Recovered from my own mistakes
Yesterday I noticed a problem while upgrading some of the modules that run the site. It should have been an easy issue. The version numbers for one or two of the modules did not reflect the versions that had been installed, and this was making another module complain, because at least one of the versions not being reported had a security problem.
I did some poking around and realized that I must have put an earlier version of at least one module in the wrong place, and the system was still seeing the old version in the wrong place, not the new version I just tried to install.
So, I went about and fixed this. I deleted what I thought were the wrong versions and made sure the new versions were where they should have been.
And that's when I made my mistake. I worked without a backup.

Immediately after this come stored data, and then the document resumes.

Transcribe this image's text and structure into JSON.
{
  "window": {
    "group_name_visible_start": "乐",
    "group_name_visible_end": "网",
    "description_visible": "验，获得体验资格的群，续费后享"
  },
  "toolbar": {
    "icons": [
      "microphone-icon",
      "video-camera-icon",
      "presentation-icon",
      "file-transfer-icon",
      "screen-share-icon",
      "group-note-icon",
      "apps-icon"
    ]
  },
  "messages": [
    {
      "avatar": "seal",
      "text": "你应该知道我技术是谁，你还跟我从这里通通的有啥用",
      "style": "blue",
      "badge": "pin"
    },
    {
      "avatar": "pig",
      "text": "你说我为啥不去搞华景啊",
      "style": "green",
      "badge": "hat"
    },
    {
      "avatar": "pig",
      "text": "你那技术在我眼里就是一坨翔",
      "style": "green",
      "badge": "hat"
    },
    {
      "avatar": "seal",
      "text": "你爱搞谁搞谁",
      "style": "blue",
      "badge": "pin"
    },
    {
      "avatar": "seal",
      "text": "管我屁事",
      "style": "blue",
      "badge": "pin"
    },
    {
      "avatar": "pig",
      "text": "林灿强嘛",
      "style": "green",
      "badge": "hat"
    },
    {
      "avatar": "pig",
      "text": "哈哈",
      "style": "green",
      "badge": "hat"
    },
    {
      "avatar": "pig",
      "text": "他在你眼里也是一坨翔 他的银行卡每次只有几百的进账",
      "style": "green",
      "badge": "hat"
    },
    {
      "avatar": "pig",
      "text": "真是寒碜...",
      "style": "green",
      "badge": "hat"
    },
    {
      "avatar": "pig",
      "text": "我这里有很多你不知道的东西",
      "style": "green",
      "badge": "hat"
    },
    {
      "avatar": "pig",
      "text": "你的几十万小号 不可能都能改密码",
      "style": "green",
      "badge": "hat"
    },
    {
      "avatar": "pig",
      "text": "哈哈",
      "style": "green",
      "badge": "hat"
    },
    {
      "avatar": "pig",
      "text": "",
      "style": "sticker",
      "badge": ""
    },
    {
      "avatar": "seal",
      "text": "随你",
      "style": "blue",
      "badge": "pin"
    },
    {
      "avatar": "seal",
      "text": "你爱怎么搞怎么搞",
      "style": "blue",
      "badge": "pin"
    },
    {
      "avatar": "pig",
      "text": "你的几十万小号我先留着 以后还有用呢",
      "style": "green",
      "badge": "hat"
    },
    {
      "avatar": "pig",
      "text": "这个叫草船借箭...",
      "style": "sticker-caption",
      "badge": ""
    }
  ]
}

Some of the modules I use rely on other modules. The layout of some of the pages, including, it seems, the admin pages that only I see, fall into this category. And all of the relationships between modules, and where files are stored and how things go together are all stored in the database.
Mistake number one: not taking a backup of the filesystem and database before deleting or moving things around that had bits stored in the database. Normally, caching for the win. But this time, buckets full of FAIL.
Mistake number two: not remembering all of the tables that participated in content storage for the site.
Did you notice that all the posts from February on are missing?
When I fell back to an earlier backup, trying to make sure I kept the data for the content, I missed one of the tables that I needed to remove from the restore. And that means that while I had the metadata for 17 weeks worth of posts, the content, that was missing.
Fortunately, I haven't posted a lot in the last 17 weeks, but I liked the content that I did post.
I am able to recreate some of the content. Even recreate some of the metadata from other sources (ping.fm, Twitter, Facebook, Flickr). But overall, the words are gone. I know what I wrote, but I don't remember how I wrote it.
So, now I've reverted the site back to a previous backup, and I've started working on making sure that I get backups of the database more often.
The site works again, or at least this post making it to the front page suggests the site is working again. I will not say that the issue is fixed, as I ended up recreating the errors in where modules lived in an attempt to fix that part of the database.
The worst part of the whole thing is I know better.
Backup, and then backup again. Work and then back it up.
And this is what happens when one forgets to act on their habits.
This was not a Drupal problem. This outage was a Butch problem.